|I finally got around to reading Introduction to Objectivist Epistemology. I am about half way through the discussion section, so if my question is covered later in the book please say so. I plan to ask a series of questions, this is probably the only provocative one.|
In Chapter 7, pages 72-74, Rand gives three examples of "Borderline Cases". These examples are a supposed threat to objective concepts. The examples are:
1. A biological organism that is sorta like a plant and sorta like an animal, sufficient so to give us pause in our classification.
2. Black swans that defy our knowledge that swans are white.
3. A Martian who looks like a spider but is rational.
1. "In the case of existents whose characteristics are equally balanced between the referents of two different concepts-- such as primitive organisms, or the transitional shades of a color continuum-- there is no cognitive necessity to classify them under either (or any) concept. The choice is optional: one may designate them as a sub-category of either concept, or (in the case of a continuum) one may draw approximate dividing lines (on the principle of 'no more than x and no less than y'), or one may identify them descriptively..."
2. "In the case of black swans, it is objectively mandatory to classify them as 'swans,' because virtually all their characteristics are similar to the characteristics of the white swans, and the difference in color is of no cognitive significance. (Concepts are not to be multiplied beyond necessity.)"
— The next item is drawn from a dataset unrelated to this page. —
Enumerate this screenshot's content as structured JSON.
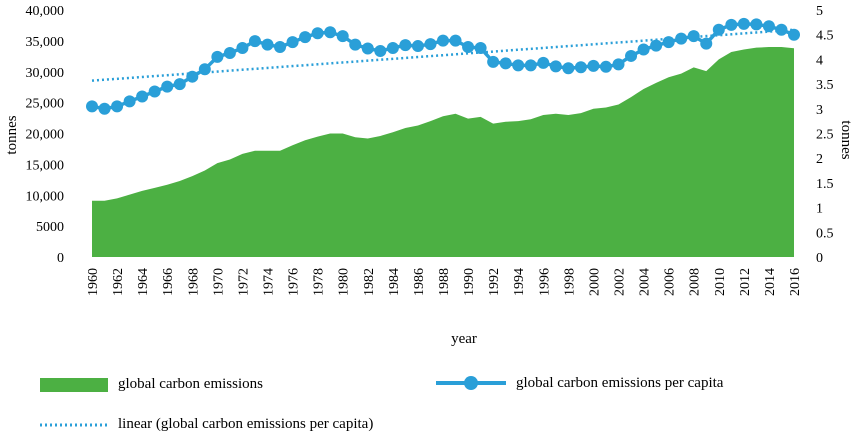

3. "In the case of the rational spider from Mars..., the differences between him and man would be so great that the study of one would scarcely apply to the other and, therefore, the formation of a new concept to designate the Martians would be objectively mandatory. (Concepts are not to be integrated in disregard of necessity.)" Also, a revision of the definition would be necessary. Perhaps we would use rational mammal (as apposed to rational arachnid or Martian).
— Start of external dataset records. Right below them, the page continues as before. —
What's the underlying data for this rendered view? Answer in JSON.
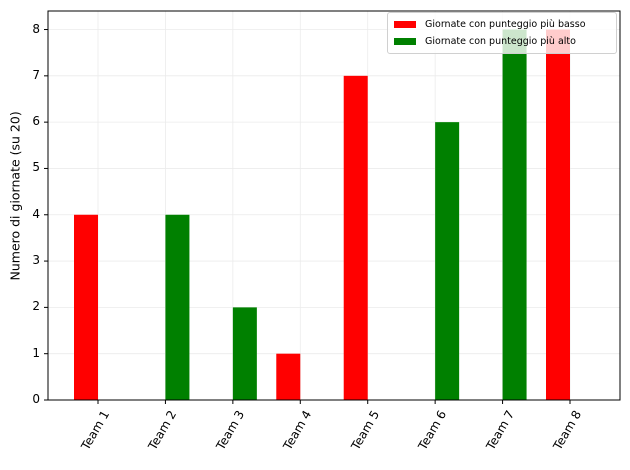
{
  "chart_data": {
    "type": "bar",
    "title": "",
    "xlabel": "",
    "ylabel": "Numero di giornate (su 20)",
    "categories": [
      "Team 1",
      "Team 2",
      "Team 3",
      "Team 4",
      "Team 5",
      "Team 6",
      "Team 7",
      "Team 8"
    ],
    "series": [
      {
        "name": "Giornate con punteggio più basso",
        "color": "#ff0000",
        "values": [
          4,
          0,
          0,
          1,
          7,
          0,
          0,
          8
        ]
      },
      {
        "name": "Giornate con punteggio più alto",
        "color": "#008000",
        "values": [
          0,
          4,
          2,
          0,
          0,
          6,
          8,
          0
        ]
      }
    ],
    "yticks": [
      0,
      1,
      2,
      3,
      4,
      5,
      6,
      7,
      8
    ],
    "ylim": [
      0,
      8.4
    ],
    "grid": true,
    "legend_position": "upper right",
    "xtick_rotation": 60
  },
  "legend": {
    "items": [
      {
        "label": "Giornate con punteggio più basso",
        "color": "#ff0000"
      },
      {
        "label": "Giornate con punteggio più alto",
        "color": "#008000"
      }
    ]
  }
}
And so the modern philosophers complaints are put to rest in mere paragraphs... or is there more?
She avoids (intentionally?) a Borderline Case that is epistemologically tougher and more relevant to her work: Humans who have no rational capacity, such as the mentally challenged. (also children, comatose patients, etc.)
The black swan example approaches this, except that we are probably not dealing with essential characteristics, and even if we had defined swan as "white bird" it bears little consequence. The 2nd example is more about quantities of characteristics rather than essential ones. The rational spider has the same differentia, but a radically different genus.
There is a relevant quote by Rand concerning the mentally handicapped, children and how rights apply to them. If memory serves, she says we give them rights by virtue of them belonging to our species. (if anyone has the actual quote, please offer it. I couldn't find it).
To be epistemologically consistent you cannot say that man has rights because he is volitional and rational creature, then argue that certain humans without such a capacity have them too. You must resort to a definition by non-essentials to make sense of her statement.
As I understand it, Objectivism holds that a young child and those with great mental limitations, are firmly in the grab bag of exploitation if our best interests demand. And even if not in our interests, no law can forbid a person from certain behaviors. Needless to say, I have an emotional hesitation to accept the direction her theory leads me too. So I've all sorts of icky feelings about this question.
This is not the error of confusing definitions for concepts. O'ist ethical and political premise is contingent on what happens to be the differentia of man. If rationality was a common characteristic of animals, and man's differentia were instead "bald spots", the problem remains.
Another Rand quote I cannot find expresses her disgust towards disfigured people. Specifically toward the idea that normal children should ever know of their existence. Although I shrug off this sentiment as one of those annoying (and disturbing) things about Rand, it seems in a way consistent philosophically.
Please let me know if and how I've misapplied her theory.
(please note: I wrote this on Google Chrome, and the italic and bold buttons are not available, though I'd like to have used them. I hope this doesn't hamper my message.)